Il sapore dell’amicizia

Ci si abitua a tutto. Ci si abitua alle assenze, alle attese, alle rinunce. In fondo, a volte, sentire la mancanza di qualcosa o di qualcuno non fa altro che accentuarne il desiderio.

Così, l’abitudine si fa speranza.

Oggi, dopo l’ennesima coltellata alla riapertura dei ristoranti in Svizzera, il pensiero è volato d’istinto ad alcuni volti, ben precisi. Sono quelli dei proprietari del ristorante sotto casa mia, insieme a quelli dei camerieri che da anni condiscono di sapori e simpatia molte mie sere.

Oltrepassare quella porta ed entrare nel locale è sempre stato come arrivare a casa. Ci si conosce tutti, ci si saluta anche con un sorriso, a distanza, e idealmente è come mettersi a sedere in un unico grande tavolo. I proprietari conoscono ogni avventore, ne anticipano i gusti, lo coccolano, lo fanno sentire unico con una semplicità che diventa un lusso. 

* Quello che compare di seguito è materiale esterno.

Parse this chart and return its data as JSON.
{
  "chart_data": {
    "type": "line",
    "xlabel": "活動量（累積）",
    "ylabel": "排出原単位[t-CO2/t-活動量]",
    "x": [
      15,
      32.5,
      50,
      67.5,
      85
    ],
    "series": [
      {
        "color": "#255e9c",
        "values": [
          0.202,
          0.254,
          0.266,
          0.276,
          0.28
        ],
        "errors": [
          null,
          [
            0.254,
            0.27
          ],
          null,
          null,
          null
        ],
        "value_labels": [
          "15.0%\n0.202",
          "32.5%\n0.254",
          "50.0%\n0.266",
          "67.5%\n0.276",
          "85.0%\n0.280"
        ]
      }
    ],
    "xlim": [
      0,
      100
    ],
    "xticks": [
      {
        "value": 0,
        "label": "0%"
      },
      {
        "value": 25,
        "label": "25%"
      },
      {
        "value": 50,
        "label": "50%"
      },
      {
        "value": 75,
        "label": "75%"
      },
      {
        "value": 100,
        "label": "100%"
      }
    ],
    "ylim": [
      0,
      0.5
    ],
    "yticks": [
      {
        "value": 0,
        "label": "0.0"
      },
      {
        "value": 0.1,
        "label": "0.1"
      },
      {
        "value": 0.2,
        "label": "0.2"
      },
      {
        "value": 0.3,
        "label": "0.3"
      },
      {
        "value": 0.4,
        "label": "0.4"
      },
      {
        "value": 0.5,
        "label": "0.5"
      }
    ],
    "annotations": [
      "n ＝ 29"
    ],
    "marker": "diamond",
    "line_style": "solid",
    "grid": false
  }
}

Lo stesso vale per i camerieri. Lo spilungone specializzato nel sorbetto al calvados, il piccolo sempre puntuale con il vino senza bisogno di chiedere, il nuovo ragazzo già di casa, pure lui. Per non parlare del pizzaiolo, mago di quei sapori antichi che non stancano mai. In cucina, loro, i cuochi, che quando sanno della mia presenza inventano una tartare di tonno allo zenzero da sballo, e io sono felice per questa attenzione così speciale. Anzi, ero felice.

Oggi, ripensando ai loro volti soddisfatti per la condivisione di un piacere che andava oltre il semplice mangiare, moltiplico quest’immagine all’infinito. Perché infinite sono le situazioni di persone che non hanno potuto – e ancora non potranno per chissà quanto – offrire pranzi e cene nel proprio ristorante ai soliti avventori, ristorante diventato arido come un nido in attesa della primavera. 

Prendi e porta via? Si fa, certo, anche per solidarietà. Ma il take away manca di anima, non si possono portare via i sorrisi, le chiacchiere, un grazie, o un alla prossima volta! Questo sistema nutre il corpo ma non soddisfa né la mente né il cuore, perché non lascia niente, solo carta da gettare.

E allora abituiamoci a tutto. Ma non dimentichiamo che alcuni vizi apparenti, come l’andare a cena al ristorante, non sono solo leggerezze. Sono collanti umani, dove l’unico rischio di contagio, forse, è il sapore dell’amicizia consumato allo stesso unico grande tavolo!